古国新听到老爷子的话,眯了眯眼,“爸,你的意思是,用林婉儿当诱饵?”
“是的。”
老人点头,“到时候放出话,只要叶凡那小子,把另外一半地图交出来,我们就把林婉儿还给他。”
听到老人的话,古国新脸色骤变,“爸,万一那小子真把地图拿给我们,那我们也真要把林婉儿还回去?”
“当然,我们古家,一直以来,都言而有信。
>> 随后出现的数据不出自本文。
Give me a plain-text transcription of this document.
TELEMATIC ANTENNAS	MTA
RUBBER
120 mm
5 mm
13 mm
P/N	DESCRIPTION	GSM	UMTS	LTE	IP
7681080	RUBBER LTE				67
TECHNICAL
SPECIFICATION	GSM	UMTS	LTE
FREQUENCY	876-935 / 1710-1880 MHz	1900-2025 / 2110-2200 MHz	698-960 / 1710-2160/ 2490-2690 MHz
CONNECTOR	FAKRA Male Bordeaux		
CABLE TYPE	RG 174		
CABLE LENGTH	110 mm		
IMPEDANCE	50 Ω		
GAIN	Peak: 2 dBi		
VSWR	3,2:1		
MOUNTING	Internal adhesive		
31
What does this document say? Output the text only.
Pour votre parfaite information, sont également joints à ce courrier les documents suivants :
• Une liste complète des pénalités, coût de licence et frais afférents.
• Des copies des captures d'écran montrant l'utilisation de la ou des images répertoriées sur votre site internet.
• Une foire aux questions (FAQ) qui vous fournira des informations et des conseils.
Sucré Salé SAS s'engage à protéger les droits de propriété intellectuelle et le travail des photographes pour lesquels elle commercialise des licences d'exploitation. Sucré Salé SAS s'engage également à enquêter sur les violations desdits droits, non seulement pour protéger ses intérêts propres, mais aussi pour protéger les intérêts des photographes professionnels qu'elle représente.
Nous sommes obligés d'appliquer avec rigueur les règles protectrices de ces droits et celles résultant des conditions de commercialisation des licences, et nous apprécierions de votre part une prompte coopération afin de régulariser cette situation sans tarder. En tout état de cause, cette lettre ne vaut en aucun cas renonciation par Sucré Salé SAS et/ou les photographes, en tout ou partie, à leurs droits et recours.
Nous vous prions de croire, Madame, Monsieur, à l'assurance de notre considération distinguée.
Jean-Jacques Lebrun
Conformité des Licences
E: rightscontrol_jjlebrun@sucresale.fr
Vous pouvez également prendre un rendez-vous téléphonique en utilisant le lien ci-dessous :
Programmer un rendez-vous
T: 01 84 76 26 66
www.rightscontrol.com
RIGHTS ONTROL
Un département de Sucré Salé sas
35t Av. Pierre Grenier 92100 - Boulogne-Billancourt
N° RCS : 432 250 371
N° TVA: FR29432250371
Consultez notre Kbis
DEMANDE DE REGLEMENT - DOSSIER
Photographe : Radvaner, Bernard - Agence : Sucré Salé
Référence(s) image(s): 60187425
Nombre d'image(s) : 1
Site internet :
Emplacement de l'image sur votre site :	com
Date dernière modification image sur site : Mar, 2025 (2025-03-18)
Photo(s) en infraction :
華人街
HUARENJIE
”
“人无信而不立嘛!”
古国新闻言,脸色骤变,“那……那如果真是这样的话,未免也太便宜这小子了吧!”
“你想什么呢?我跟你说过多少次了,你这么大的人了,无论是说话做事,就不能动动脑子吗?”
老人沉着脸,没好气的瞪了古国新几眼,“我说了,会把林婉儿还给他,但我有说过是还活的,还是还死的吗?”
听到这话,古国新眼前一亮。
“要是我们还的是死的,那小子一生气,再落入我们的圈套,我们就把他也收了,是这样吗?”
老人这才点了点头,“算你小子还有点脑筋,这小子敢杀我儿子,我又怎么可能让他好过?”
“先让林婉儿的死,在精神上折磨他,然后再折磨他的身体。”
说到这里,老人面色一沉,“我什么时候,吃过亏?这么多年来,谁又能在我身上占半点便宜?”